The new occupant of the premises opened for business in the third week of January 2015 under the name Le 49 Rhône, offering a similar menu of steak-frites and desserts.

==The third generation==
The founder's grandchildren are taking an increasingly active role in the business, in particular Patrick-Alain Godillot in the Relais de Venise – L'Entrecôte group, Valérie Lagarde and Corinne de Roaldès in the L'Entrecôte group, and Paul-Christian Burrus and Géraldine Burrus in the Relais de l'Entrecôte group.

==The formula==
Although the descendants of Paul Gineste de Saurs operate their groups of restaurants under slightly different names, they all adhere precisely to his formula: the same lettuce-and-walnut salad as a starter; the same steak-frites with the same butter sauce as the main course, presented in two services; the same assortment of desserts; and at the Paris and Geneva locations a wine list featuring wines from the family's own vineyards.

The key to the main dish is the butter sauce. The Paris newspaper Le Monde reports that it is made from chicken livers, fresh thyme and thyme flowers, full cream, white Dijon mustard, butter, and water, plus salt and pepper. According to Le Monde, the chicken livers are blanched in one pan with the thyme until they start to turn colour. In a second pan, the cream is reduced on low heat with the mustard and infused with the flavour of the thyme flowers. The chicken livers are then finely minced and pressed through a strainer into the reduced cream. As the sauce thickens, the butter is incorporated into it with a little water, it is beaten smooth, and fresh-ground salt and pepper are added. The London newspaper The Independent, however, reports that Hélène Godillot has dismissed the Le Monde report as inaccurate.

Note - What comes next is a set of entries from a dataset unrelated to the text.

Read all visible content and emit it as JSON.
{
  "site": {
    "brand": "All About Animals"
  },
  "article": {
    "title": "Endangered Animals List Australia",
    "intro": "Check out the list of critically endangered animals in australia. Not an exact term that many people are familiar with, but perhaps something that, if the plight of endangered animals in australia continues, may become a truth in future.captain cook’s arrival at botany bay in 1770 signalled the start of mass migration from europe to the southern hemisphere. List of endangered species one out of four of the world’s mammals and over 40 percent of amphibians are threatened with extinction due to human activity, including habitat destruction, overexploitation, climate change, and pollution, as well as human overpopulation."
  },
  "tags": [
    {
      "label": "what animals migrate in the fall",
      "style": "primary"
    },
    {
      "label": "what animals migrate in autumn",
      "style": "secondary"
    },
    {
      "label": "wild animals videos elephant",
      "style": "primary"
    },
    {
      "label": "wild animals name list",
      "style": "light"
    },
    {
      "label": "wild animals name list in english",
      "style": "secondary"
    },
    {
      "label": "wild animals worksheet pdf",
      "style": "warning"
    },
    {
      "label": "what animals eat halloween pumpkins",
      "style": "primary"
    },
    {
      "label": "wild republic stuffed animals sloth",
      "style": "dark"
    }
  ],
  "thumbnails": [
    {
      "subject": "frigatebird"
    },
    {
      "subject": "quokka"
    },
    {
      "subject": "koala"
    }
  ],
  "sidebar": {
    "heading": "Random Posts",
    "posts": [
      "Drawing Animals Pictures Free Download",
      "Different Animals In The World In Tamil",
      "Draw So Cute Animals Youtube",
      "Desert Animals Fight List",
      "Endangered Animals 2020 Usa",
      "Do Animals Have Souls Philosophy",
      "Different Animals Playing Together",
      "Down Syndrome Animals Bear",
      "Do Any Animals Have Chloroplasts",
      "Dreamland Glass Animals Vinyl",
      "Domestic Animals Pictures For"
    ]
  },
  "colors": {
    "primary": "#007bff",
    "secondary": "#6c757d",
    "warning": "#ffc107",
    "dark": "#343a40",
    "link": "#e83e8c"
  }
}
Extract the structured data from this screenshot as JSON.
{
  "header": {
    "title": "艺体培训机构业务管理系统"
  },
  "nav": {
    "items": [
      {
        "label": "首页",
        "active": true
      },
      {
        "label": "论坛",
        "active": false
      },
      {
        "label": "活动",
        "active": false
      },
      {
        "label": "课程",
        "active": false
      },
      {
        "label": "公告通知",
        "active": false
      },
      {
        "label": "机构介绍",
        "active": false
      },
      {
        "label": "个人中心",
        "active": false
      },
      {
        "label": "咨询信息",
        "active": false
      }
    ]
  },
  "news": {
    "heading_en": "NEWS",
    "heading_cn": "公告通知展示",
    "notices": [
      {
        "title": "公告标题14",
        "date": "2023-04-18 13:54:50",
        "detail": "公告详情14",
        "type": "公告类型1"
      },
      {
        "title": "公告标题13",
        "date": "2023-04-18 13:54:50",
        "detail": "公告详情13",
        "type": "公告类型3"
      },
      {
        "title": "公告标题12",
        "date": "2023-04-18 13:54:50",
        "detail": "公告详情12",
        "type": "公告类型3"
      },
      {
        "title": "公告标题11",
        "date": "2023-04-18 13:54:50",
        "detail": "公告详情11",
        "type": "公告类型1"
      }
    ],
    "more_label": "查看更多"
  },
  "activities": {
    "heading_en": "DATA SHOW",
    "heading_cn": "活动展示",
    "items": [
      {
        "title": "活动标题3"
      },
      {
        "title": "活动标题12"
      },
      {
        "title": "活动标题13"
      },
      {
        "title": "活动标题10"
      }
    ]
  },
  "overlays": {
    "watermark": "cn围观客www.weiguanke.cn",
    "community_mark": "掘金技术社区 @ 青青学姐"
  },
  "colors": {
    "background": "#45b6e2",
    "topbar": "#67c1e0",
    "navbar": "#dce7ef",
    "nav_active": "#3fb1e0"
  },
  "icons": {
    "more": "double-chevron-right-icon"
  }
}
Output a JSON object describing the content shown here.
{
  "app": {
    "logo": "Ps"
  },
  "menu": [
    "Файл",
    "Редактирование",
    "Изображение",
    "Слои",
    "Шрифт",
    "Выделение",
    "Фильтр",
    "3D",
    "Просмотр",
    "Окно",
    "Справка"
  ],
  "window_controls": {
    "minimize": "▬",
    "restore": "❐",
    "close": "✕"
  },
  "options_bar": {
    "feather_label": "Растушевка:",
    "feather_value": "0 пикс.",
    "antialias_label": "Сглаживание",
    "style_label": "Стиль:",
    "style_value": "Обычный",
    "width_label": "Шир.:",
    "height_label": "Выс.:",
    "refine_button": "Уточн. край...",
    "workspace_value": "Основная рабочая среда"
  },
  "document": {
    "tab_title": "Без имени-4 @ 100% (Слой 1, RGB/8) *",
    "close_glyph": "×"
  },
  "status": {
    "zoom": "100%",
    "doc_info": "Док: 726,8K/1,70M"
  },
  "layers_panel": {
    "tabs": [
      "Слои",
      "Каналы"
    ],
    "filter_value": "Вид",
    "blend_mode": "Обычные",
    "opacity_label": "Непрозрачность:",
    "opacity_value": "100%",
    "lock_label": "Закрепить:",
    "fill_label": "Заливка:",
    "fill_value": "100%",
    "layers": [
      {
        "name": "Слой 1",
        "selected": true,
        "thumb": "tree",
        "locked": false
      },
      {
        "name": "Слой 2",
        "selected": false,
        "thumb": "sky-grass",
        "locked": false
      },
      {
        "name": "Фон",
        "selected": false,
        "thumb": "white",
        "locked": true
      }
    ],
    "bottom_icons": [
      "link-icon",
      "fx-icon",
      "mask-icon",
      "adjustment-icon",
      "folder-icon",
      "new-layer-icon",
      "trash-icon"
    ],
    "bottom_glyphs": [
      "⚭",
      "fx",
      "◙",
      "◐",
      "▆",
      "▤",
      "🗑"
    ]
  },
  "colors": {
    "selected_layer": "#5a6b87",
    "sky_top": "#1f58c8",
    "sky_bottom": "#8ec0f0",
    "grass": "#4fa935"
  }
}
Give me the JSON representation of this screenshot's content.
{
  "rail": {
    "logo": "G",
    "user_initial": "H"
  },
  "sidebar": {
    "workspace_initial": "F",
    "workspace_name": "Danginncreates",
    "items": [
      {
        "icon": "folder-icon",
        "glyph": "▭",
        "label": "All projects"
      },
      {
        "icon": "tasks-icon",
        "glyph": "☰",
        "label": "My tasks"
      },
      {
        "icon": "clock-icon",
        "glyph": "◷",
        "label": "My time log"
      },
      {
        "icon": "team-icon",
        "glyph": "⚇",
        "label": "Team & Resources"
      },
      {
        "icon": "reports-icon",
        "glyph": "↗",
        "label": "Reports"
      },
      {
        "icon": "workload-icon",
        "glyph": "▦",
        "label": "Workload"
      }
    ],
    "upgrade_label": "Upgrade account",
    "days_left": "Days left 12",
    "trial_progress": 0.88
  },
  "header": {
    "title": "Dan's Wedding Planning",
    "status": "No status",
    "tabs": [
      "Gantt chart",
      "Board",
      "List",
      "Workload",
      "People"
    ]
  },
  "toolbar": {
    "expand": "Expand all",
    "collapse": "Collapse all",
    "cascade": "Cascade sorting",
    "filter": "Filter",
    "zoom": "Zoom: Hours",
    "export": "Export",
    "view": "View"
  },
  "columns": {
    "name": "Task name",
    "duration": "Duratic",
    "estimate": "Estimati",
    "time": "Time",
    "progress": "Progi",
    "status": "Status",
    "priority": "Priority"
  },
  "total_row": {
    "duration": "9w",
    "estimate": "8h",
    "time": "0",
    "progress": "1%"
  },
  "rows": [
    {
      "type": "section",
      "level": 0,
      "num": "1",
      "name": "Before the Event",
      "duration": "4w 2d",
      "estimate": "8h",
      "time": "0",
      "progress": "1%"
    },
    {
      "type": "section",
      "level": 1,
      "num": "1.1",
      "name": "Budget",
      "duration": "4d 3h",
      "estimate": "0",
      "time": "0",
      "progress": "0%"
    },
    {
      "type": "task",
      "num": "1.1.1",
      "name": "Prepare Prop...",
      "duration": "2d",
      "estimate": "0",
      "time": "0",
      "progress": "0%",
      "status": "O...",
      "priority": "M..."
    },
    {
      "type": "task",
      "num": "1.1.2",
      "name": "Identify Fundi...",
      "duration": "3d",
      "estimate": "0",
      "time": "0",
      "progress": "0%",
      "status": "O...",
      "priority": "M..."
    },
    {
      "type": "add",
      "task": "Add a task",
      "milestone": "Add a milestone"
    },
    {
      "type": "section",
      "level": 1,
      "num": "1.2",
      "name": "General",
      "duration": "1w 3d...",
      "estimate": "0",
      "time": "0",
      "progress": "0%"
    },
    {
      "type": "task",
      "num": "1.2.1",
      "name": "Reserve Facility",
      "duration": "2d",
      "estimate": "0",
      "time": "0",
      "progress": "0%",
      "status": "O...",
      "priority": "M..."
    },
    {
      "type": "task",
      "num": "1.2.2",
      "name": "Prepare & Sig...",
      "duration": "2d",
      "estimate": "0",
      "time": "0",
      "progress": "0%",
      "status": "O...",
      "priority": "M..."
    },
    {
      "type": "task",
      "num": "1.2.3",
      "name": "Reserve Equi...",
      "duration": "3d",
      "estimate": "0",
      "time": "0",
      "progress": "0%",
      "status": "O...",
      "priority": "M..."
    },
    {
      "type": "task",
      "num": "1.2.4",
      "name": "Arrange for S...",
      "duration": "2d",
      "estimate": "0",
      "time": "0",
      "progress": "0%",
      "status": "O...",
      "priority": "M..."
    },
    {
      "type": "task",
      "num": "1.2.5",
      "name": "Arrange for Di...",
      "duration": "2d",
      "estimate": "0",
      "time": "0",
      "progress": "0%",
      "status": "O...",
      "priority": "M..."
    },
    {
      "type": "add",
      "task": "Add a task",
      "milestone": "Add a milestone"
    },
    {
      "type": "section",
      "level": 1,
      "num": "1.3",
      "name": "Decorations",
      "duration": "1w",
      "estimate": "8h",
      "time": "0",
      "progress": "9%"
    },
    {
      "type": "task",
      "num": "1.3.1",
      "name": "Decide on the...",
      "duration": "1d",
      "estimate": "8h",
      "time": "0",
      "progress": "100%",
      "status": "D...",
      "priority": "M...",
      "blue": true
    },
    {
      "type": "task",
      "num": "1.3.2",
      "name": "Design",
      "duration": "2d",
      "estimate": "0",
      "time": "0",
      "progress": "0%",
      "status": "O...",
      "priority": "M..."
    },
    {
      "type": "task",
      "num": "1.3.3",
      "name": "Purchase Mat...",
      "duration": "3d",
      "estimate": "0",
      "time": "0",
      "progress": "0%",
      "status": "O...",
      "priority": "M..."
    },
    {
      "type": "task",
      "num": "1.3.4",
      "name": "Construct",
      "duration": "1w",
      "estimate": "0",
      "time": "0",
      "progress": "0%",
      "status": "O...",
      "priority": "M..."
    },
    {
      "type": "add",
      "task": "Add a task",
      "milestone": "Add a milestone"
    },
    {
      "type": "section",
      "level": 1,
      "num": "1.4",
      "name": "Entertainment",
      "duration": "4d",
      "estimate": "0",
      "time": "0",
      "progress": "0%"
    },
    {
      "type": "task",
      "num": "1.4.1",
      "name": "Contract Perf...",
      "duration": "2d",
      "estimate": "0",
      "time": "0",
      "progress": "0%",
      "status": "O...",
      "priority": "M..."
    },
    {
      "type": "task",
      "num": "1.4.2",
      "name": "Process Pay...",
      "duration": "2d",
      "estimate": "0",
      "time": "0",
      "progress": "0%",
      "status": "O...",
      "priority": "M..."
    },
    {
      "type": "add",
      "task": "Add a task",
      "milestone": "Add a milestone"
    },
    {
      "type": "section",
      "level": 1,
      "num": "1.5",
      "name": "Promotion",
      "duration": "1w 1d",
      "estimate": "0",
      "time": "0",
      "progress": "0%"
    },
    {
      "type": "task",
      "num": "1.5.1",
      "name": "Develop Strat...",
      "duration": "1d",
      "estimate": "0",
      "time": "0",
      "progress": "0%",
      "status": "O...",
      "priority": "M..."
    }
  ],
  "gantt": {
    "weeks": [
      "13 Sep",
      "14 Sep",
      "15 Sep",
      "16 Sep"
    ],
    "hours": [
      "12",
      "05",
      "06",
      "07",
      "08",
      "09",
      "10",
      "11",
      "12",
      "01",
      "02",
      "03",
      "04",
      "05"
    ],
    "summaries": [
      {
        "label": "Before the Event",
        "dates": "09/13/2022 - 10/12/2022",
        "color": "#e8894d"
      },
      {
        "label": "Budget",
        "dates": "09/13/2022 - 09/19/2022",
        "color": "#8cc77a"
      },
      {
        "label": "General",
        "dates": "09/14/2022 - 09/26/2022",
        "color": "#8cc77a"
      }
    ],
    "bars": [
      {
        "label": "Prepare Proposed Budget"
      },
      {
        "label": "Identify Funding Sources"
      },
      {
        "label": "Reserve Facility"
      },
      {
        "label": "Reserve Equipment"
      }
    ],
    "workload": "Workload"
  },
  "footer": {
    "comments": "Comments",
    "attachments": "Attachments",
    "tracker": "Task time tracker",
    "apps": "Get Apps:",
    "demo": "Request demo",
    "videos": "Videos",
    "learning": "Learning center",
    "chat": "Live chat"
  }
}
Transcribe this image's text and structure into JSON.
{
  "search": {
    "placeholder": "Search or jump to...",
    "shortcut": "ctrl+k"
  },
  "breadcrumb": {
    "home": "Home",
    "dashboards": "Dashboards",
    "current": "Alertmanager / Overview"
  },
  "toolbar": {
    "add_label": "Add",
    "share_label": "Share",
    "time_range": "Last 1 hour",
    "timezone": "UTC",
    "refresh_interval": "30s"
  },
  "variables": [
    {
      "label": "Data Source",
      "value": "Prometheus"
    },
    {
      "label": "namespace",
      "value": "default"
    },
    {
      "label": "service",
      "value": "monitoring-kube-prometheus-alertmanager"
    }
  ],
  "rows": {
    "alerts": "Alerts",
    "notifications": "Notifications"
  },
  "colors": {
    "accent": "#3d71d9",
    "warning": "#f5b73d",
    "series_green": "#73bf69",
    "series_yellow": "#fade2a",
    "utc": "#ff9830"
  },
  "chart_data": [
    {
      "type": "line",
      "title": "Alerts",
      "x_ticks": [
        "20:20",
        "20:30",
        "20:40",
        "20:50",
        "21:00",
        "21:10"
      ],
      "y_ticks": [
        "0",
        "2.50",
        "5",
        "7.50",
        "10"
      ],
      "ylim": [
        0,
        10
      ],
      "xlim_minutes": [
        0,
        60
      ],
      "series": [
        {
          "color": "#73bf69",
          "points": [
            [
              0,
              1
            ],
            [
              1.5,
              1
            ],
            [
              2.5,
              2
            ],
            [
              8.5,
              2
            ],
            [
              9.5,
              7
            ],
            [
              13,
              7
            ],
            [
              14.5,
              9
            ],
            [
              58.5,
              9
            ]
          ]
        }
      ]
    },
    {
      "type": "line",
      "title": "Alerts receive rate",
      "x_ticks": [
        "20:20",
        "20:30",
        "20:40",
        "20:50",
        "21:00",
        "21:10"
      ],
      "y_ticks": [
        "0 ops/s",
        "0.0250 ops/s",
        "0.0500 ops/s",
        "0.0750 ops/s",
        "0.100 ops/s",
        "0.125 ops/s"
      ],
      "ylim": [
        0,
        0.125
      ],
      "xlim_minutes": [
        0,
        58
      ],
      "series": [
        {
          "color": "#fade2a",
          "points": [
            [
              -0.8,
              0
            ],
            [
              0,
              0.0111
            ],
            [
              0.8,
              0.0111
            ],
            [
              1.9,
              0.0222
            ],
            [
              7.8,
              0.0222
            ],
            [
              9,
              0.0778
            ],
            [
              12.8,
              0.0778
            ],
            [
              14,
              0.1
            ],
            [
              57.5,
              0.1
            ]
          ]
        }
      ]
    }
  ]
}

Le Relais de l'Entrecote restaurant is known for only having two menus—one wine menu and one for dessert. They are also known for their second serving of steak and fries, which is unknown to most first-time restaurantgoers.

The restaurants' atmosphere is a key part of the formula, and is as important to their success as their cuisine. Each group has some decorative touch to distinguish it from its siblings: the Relais de Venise – L'Entrecôte group has mural paintings of Venice and sconces whose lampshades depict Venetian gondoliers; the Relais de l'Entrecôte group features early-twentieth-century posters advertising spirits such as Amer Picon, Wincarnis, and Cherry Chevalier; and the L'Entrecôte group has a colour scheme of yellow-and-black stripes and plaids. In all three groups, though, every restaurant has the typical look of a French brasserie with wood panelling and wall mirrors, closely spaced tables, and bench seating in red upholstery. All the servers are dressed in uniforms with white or yellow aprons. The restaurants do not take advance bookings, which at most of the European locations means that patrons must queue on the pavement outside for half an hour or more before they can be seated.